The management of ICI-related neurological toxicity even for grade 1 severity is to withhold the therapy. If the patient has progressive symptoms, corticosteroids are recommended as the first line of therapy either with prednisone or methylprednisolone, even in patients with GBS. If the symptoms do not improve with corticosteroids, then other options include intravenous immunoglobulin as administered in our patient and plasmapheresis. There have been anecdotal reports for the use of additional immunomodulators, including infliximab, cyclosporine, mycophenolate, and natalizumab [Citation12].

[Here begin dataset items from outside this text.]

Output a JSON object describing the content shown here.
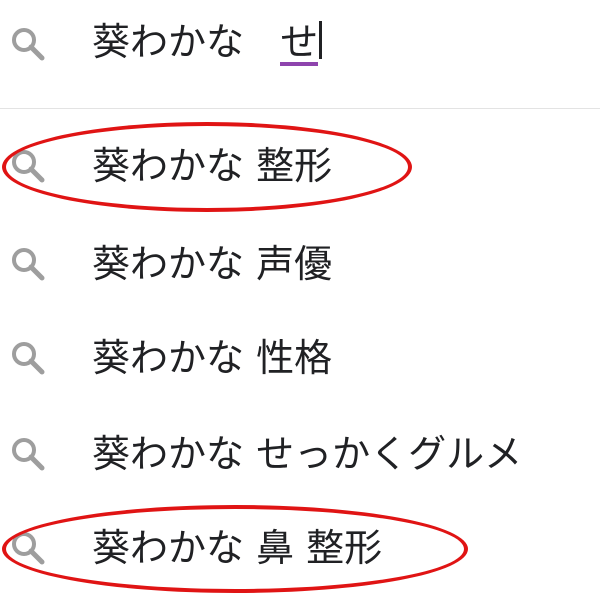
{
  "search": {
    "query_committed": "葵わかな",
    "query_composing": "せ",
    "icon": "search-icon"
  },
  "suggestions": [
    {
      "label": "葵わかな 整形",
      "icon": "search-icon",
      "highlighted": true
    },
    {
      "label": "葵わかな 声優",
      "icon": "search-icon",
      "highlighted": false
    },
    {
      "label": "葵わかな 性格",
      "icon": "search-icon",
      "highlighted": false
    },
    {
      "label": "葵わかな せっかくグルメ",
      "icon": "search-icon",
      "highlighted": false
    },
    {
      "label": "葵わかな 鼻 整形",
      "icon": "search-icon",
      "highlighted": true
    }
  ],
  "colors": {
    "text": "#202124",
    "icon": "#9e9e9e",
    "highlight": "#e01414",
    "composing_underline": "#8e44ad",
    "divider": "#e3e3e3"
  }
}
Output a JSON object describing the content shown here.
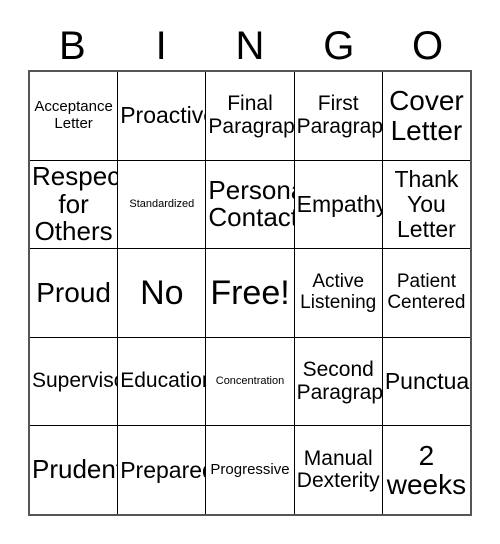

Patients with autoimmune disorders receiving ICI therapy can result in significant exacerbation of the underlying autoimmune disorder. As per National comprehensive cancer network recommendations, ICI therapy can be considered in patients with non-life-threatening autoimmune diseases with reasonable disease control with low levels of immunosuppressive therapy or no immunosuppression [Citation13]. Generally, these patients require a multidisciplinary team approach involving autoimmune disease specialists and oncologists before initiating therapy [Citation13]. In patients with severe uncontrolled life-threatening autoimmune disease, pre-existing autoimmune neurological, or neuromuscular disease one should consider avoiding the use of ICI and consider alternative options [Citation13].

4. Conclusion

We discussed a rare presentation of GBS developed after receiving pembrolizumab in a patient with metastatic bladder cancer with a known history of systemic lupus erythematosus. This case emphasizes the importance of detailed neurological examination, which in our case led to suspicion of Guillain Barre syndrome. ICI-related GBS can be severe and fatal if not diagnosed promptly. The hospitalists, neurologists, and oncologists should be aware of neurotoxicity related to ICI therapy requiring a multidisciplinary approach to patient care. Prompt initiation of immunosuppressive therapy is required for the management of ICI-related neurotoxicity. With the increasing use of immunotherapy for the management of cancer, awareness of neurological autoimmune side effects is essential.

Disclosure statement

No potential conflict of interest was reported by the authors.